The Rise and Fall of Paramount Records

Published by LSU Press

Aug 07, 2023 Bookmark and Share


Scott Blackwood’s The Rise and Fall of Paramount Records, subtitled A Great Migration Story 1917-1932, chronicles the history of Paramount Records, the first major record company to explode in the United States, focusing on largely blues, jazz, and folk music. Begun in the early 1900s as a subsidiary of a Wisconsin chair-making company after the explosion of interest in records, and whose famous demise featured the story of factory workers hurling their company’s product into the Milwaukee River after being fired in December of 1933, Paramount Records is infamous for bringing to the world such luminaries as Blind Lemon Jefferson, Ma Rainey, Son House, Charley Patton, and Ethel Waters.

Blackwood’s history is not exactly what you might think.

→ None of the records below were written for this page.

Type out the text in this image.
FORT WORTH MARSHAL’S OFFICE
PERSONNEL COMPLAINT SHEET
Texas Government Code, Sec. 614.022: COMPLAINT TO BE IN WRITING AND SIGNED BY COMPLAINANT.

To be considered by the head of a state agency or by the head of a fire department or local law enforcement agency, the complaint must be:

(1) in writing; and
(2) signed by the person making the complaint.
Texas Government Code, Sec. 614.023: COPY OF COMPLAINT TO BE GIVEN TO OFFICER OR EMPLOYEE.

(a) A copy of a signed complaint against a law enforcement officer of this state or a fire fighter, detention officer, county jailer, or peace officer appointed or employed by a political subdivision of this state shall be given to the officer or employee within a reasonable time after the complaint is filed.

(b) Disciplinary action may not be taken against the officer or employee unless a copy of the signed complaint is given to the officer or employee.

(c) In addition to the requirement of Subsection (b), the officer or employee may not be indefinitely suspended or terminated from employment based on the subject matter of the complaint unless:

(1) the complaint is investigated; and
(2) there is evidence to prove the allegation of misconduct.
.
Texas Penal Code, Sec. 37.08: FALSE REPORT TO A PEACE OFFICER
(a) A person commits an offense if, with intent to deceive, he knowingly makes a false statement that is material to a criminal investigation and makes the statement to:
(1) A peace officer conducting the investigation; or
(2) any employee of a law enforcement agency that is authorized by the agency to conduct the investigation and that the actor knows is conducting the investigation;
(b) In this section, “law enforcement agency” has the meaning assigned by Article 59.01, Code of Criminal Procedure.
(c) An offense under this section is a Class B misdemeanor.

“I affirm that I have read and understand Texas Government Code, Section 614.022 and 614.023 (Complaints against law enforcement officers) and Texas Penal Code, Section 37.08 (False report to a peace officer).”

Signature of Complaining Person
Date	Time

It does not follow a linear path, instead telling the the Paramount’s story through a series of chapters which take on specific topics or artists. For example, “A Brief History of the Phonograph” and “A Brief History of Black Minstrelsy” sit alongside chapters of Blind Blake, label man Mayo Williams, and Clarence Williams and his jazz piano. As such, it sometimes feels like the reader is piecing the label’s story together themself. In addition, at fewer than 200 pages, The Rise and Fall seems unusually brief for what it purports to do in recounting the tale of one of America’s first and premier record labels, which came from inauspicious beginnings, is lush with history, is complicated with issues of race, and which fell in most awesome fashion at the time of the Great Depression.

That all said, The Rise and Fall of Paramount Records is essential reading for anyone who wants to dig into the history of American music. [The previous tome, Alex van der Tuuk’s Paramount’s Rise and Rall: The Roots and History of Paramount Records, from which much of Blackwood’s information is taken, has been long out of print.] Just understand the limitations herein and take from it what is valuable rather than bemoaning what it may lack.